Notruf am Nachmittag
Nach Angaben von Salvamento Marítimo gegenüber der Nachrichtenagentur EFE ging der erste Hilferuf am Montag gegen 16.24 Uhr direkt von dem Boot aus. Die Antenne des herreñischen Dorfes San Andrés fing das Notsignal auf und leitete es an die zuständigen Stellen weiter.

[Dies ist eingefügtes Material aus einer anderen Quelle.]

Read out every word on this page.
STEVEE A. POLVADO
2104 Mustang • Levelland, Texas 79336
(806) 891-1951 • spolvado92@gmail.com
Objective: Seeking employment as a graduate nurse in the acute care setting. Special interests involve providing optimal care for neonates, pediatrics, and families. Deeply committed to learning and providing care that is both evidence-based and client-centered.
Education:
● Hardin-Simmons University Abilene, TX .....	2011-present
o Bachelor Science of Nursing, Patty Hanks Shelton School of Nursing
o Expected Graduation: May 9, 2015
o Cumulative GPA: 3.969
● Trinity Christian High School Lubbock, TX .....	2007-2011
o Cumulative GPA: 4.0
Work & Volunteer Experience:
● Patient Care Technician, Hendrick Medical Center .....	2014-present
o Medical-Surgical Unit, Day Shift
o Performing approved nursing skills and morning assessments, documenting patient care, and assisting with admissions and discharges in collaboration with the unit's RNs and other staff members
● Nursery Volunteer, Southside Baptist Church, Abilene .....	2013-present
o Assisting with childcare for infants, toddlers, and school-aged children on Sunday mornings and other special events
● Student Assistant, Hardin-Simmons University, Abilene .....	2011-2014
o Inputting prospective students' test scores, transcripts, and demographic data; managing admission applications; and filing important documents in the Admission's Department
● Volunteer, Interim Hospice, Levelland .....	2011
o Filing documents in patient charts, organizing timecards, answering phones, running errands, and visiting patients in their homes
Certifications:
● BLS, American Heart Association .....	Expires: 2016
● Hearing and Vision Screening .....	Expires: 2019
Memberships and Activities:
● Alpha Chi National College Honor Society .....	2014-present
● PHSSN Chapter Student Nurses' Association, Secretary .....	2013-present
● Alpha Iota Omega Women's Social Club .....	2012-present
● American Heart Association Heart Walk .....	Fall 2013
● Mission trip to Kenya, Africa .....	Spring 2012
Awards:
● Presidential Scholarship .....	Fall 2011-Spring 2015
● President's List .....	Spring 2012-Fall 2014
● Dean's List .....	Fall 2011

Rettungsschiffe und Hubschrauber im Einsatz
Die Koordination des Rettungseinsatzes übernahm das Kontrollzentrum in Teneriffa (CCS Tenerife). Die Rettungsbarkasse Salvamar Diphda wurde umgehend zum Unglücksort entsandt. Darüber hinaus beteiligten sich der Rettungshubschrauber Helimer 205 und die Salvamar Menkalinan an der Operation. Die beiden Schiffe befinden sich derzeit auf dem Rückweg zum Hafen, um die Geretteten an Land zu bringen.